Se sentó, agarrotado. Mirando hacia el valle no alcanzó a ver ningún trasgo vivo. Al cabo de un rato la cabeza se le aclaró un poco, y creyó distinguir a unos elfos que se movían en las rocas de abajo. Se restregó los ojos. ¿Acaso había aún un campamento en la llanura, a cierta distancia, y un movimiento de idas y venidas alrededor de la Puerta? Los enanos parecían estar atareados removiendo el muro. Pero todo estaba como muerto. No se oían llamadas ni ecos de canciones. De algún modo, había una tristeza en el aire.
—¡Victoria después de todo, supongo! —dijo sintiendo el dolor de cabeza—. Bien, la situación parece bastante sombría.
De súbito, descubrió a un hombre que trepaba y venía hacia él.
—¡Hola, ahí! —llamó con voz vacilante—. ¡Hola, ahí! ¿Qué ocurre?
—¿Qué voz es la que habla entre las rocas? —dijo el hombre, deteniéndose y atisbando alrededor, no lejos de donde Bilbo estaba sentado.
¡Entonces Bilbo recordó el anillo! «¡Que me aspen! —pensó—. Esta invisibilidad tiene también sus inconvenientes. De otro modo hubiera podido pasar una noche abrigada y cómoda, en cama.»
—¡Soy yo, Bilbo Bolsón, el compañero de Thorin! —gritó, quitándose de prisa el anillo.
—¡Es una suerte que te haya encontrado! —dijo el hombre adelantándose—. Te necesitan, y estamos buscándote desde hace largo rato. Te habrían contado entre los muertos, que son muchos, si Gandalf el mago no hubiese dicho que no hace mucho habían oído tu voz por estos sitios. Me han enviado a mirar aquí por última vez. ¿Estás muy herido?

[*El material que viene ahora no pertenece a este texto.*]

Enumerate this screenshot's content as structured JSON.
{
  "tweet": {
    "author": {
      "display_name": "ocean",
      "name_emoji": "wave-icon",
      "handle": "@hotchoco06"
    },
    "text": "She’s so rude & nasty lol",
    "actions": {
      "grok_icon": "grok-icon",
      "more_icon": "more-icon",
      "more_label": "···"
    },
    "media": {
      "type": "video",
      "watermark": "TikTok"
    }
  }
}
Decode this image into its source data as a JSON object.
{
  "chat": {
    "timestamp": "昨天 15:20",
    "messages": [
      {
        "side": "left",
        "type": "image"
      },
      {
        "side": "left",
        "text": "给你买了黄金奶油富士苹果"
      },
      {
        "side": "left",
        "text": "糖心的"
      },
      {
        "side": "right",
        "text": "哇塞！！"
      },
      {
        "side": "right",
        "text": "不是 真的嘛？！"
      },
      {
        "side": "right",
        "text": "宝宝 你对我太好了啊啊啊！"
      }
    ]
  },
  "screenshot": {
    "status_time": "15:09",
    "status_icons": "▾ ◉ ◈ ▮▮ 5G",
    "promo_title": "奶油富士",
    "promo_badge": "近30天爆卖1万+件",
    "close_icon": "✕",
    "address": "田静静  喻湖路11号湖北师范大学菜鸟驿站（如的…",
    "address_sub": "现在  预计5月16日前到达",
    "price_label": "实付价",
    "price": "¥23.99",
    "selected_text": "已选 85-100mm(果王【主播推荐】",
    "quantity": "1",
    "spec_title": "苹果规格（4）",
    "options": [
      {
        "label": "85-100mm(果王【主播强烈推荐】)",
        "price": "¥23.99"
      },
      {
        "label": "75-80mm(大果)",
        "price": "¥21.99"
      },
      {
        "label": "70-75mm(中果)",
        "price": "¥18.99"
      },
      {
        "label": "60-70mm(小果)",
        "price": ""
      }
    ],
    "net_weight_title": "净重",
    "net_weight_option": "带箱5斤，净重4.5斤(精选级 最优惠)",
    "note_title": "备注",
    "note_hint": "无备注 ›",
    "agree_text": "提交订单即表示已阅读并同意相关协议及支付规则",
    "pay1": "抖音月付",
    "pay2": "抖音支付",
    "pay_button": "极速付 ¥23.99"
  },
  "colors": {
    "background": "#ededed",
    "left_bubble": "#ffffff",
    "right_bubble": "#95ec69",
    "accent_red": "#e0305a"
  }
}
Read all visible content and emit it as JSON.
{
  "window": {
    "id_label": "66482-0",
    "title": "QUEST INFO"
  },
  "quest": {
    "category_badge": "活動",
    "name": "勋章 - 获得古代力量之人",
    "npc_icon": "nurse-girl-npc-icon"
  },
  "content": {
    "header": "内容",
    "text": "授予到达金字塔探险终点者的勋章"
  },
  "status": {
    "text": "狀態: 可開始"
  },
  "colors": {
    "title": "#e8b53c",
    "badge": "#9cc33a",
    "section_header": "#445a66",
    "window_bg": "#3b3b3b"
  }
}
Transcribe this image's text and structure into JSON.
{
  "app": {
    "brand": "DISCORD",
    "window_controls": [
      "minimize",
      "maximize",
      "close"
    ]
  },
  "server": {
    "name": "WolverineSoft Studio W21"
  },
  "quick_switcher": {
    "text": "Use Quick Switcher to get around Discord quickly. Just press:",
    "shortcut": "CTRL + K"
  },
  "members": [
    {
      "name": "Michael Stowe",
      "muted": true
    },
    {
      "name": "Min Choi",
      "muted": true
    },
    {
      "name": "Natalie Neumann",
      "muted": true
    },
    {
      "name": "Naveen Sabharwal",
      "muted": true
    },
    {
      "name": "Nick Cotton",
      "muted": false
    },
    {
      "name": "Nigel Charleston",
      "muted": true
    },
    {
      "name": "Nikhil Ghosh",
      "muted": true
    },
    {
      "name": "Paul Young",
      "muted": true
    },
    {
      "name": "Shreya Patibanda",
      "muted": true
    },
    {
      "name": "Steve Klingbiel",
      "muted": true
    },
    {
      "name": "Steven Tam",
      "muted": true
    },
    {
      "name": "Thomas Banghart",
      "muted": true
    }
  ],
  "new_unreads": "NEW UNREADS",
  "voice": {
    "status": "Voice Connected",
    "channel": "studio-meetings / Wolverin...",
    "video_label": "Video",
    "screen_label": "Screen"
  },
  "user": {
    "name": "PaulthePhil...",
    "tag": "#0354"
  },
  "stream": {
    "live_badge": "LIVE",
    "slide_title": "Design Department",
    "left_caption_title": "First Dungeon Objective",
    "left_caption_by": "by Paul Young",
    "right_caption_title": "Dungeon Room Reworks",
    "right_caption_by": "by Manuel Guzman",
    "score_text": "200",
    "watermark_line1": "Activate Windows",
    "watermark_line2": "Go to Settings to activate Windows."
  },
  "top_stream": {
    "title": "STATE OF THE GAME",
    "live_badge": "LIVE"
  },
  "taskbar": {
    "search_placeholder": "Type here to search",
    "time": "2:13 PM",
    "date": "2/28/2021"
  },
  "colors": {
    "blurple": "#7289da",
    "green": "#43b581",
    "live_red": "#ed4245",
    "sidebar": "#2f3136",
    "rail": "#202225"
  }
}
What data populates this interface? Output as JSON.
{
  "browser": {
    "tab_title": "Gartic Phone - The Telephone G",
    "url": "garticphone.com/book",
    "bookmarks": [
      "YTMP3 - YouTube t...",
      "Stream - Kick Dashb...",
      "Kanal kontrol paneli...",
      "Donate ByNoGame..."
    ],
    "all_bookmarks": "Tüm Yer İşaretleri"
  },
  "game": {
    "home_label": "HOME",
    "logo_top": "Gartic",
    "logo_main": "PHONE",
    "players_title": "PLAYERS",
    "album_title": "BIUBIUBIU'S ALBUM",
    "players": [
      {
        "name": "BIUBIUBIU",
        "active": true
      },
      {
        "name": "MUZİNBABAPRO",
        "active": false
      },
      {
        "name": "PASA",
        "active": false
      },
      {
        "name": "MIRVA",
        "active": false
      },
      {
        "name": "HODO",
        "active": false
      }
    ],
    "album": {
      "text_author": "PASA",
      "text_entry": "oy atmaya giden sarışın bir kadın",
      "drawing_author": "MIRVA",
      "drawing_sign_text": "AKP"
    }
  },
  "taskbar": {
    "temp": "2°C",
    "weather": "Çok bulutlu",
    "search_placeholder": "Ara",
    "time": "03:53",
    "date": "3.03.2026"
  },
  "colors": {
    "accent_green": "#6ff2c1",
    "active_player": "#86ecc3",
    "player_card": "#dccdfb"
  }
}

—Un golpe feo en la cabeza, creo —dijo Bilbo—. Pero tengo un yelmo, y una cabeza dura. Así y todo me siento enfermo y las piernas se me doblan como paja.
—Te llevaré abajo al campamento —dijo el hombre, y lo alzó con facilidad.
El hombre era rápido y de paso seguro. No pasó mucho tiempo antes de que depositara a Bilbo ante una tienda en Valle; y allí estaba Gandalf, con un brazo en cabestrillo. Ni siquiera el mago había escapado indemne; y había pocos en toda la hueste que no tuvieran alguna herida.
Cuando Gandalf vio a Bilbo se alegró de veras. —¡Bolsón! —exclamó—. ¡Bueno! ¡Nunca lo hubiera dicho! ¡Vivo, después de todo! ¡Estoy contento! ¡Empezaba a preguntarme si esa suerte que tienes te ayudaría a salir del paso! Fue algo terrible, y casi desastroso. Pero las otras nuevas pueden esperar. ¡Ven! —dijo más gravemente—. Alguien te reclama. —Y guiando al hobbit, lo llevó dentro de la tienda.
—¡Salud, Thorin! —dijo Gandalf mientras entraba—. Lo he traído.
Allí efectivamente yacía Thorin Escudo de Roble, herido de muchas heridas, y la armadura abollada y el hacha mellada estaban junto a él en el suelo. Alzó los ojos cuando Bilbo se le acercó.
—Adiós, buen ladrón —dijo—. Parto ahora hacia los salones de espera a sentarme al lado de mis padres, hasta que el mundo sea renovado. Ya que hoy dejo todo el oro y la plata, y voy a donde tienen poco valor, deseo partir en amistad contigo, y me retracto de mis palabras y hechos ante la Puerta.
Bilbo hincó una rodilla, ahogado por la pena.
—¡Adiós, Rey bajo la Montaña! —dijo—. Es ésta una amarga aventura, si ha de terminar así; y ni una montaña de oro podría enmendarla. Con todo, me alegro de haber compartido tus peligros: ha sido más de lo que cualquier Bolsón hubiera podido merecer.